I don't know what John Wesley would have done, with his own emphasis on personal holiness. Yet it seems all to Christ-like not to be Wesleyan to follow up on the young man and offer encouragement and love rather than condemnation. What do you think the impersonator/evangelist should have done?

The Rev. Frank Logue, Pastor



  • At 10/02/2007 9:34 AM, Anonymous Anonymous said…

    When you see somebody in intense physical pain, like during heroin withdrawal, a caring person would want to do anything to stop the pain. I can understand why he helped the man buy heroin, but I think he unintentionally hurt him more.

    Logically, I can state the obvious about what the evangalist should have done, but I was not there to witness the pain of the addict.

  • At 10/02/2007 2:46 PM, Anonymous Anonymous said…

    Can one be a heroin addict and a Christian at the same time?

    The same question could be asked of a smoker, drinker or a person who misuses his family member.

  • At 10/03/2007 6:33 AM, Blogger King of Peace said…

    I think what caught me off guard is that I can't imagine that I wouldhelp a heroin addict get heroin. I can't see the circumstances in which that would happen. But I never expected the guy who wants to travel around preaching for conversion whilst dressed as John Wesley would do so. He would seem to be a very unlikely chap for that task. So, I have to realize that I wasn't there. And taking away suffering between now and when some assistance can be secured, might have made a lot of sense.

    Here's one more question then: Are we really supposed to aleviate all suffering? I think we are to help prevent needless suffering.

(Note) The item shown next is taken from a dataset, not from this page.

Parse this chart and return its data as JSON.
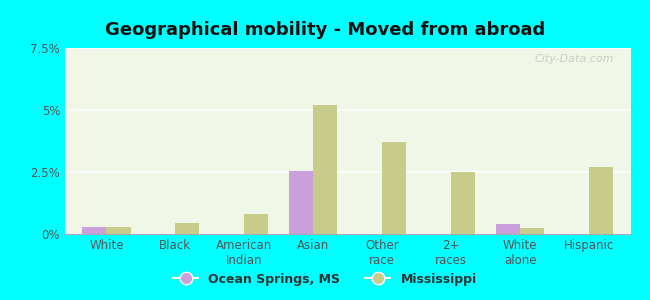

And the suffering of withdrawals while coming down off a drug addiction is necessary suffering to get from point A to Point B in recovery.

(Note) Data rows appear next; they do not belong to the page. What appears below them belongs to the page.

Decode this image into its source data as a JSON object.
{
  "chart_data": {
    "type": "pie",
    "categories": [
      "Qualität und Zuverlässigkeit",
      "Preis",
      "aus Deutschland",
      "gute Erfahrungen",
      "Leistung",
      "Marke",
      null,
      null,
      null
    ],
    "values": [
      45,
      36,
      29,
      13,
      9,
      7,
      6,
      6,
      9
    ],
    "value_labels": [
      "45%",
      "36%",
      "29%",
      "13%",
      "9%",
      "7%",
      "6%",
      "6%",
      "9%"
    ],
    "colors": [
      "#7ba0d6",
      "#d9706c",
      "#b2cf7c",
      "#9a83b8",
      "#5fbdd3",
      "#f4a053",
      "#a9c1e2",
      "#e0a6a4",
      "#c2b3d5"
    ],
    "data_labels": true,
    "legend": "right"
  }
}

    Yet, I still acknowledge that I wasn't there and helping someone get from point A to Point B may have had to have involved a detour and a sign of love.

    I also agree that can you be a Christian and a heroin addict can be asked in a way to make most anyone squirm, by picking something with which one has a problem, instead of something that is a problem for someone else.

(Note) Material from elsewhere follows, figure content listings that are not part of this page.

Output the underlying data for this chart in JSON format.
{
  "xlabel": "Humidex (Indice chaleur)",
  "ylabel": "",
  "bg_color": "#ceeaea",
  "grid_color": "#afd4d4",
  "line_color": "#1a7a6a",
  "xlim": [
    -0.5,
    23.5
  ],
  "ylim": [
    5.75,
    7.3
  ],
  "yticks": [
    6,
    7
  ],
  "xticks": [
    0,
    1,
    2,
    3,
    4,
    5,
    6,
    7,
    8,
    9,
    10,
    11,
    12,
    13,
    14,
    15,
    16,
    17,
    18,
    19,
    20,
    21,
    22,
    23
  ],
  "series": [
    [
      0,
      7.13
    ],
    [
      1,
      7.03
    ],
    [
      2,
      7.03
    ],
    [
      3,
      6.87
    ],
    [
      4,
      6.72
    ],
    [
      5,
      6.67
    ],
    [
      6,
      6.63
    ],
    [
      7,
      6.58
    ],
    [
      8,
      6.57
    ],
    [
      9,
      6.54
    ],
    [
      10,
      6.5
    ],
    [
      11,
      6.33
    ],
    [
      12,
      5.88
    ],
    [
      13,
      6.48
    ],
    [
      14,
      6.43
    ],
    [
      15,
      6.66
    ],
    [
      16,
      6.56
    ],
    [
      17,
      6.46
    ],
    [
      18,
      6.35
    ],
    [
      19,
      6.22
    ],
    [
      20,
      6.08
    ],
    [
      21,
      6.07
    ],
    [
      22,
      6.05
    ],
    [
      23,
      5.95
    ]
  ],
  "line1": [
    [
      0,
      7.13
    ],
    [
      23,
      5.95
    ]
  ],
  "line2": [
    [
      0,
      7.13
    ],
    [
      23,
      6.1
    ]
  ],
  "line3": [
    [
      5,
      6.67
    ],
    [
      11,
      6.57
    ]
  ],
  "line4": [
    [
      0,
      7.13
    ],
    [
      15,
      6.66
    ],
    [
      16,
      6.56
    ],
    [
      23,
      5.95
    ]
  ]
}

  • At 10/03/2007 12:51 PM, Anonymous Anonymous said…

    The majority of us are compassionate and caring by nature. I think that some are highly sensitive to the suffering and pain of others, whether it be necessary for recovery or not. The evangelist seems to be one of the more sensitive ones.

    Is it up to us to alleviate all suffering? How can we not want to considering our nature? Maybe it's all a test on tough love. If the evangelist practiced tough love with the addict, he probably would have suffered right along with him. That would be the true act of compassion.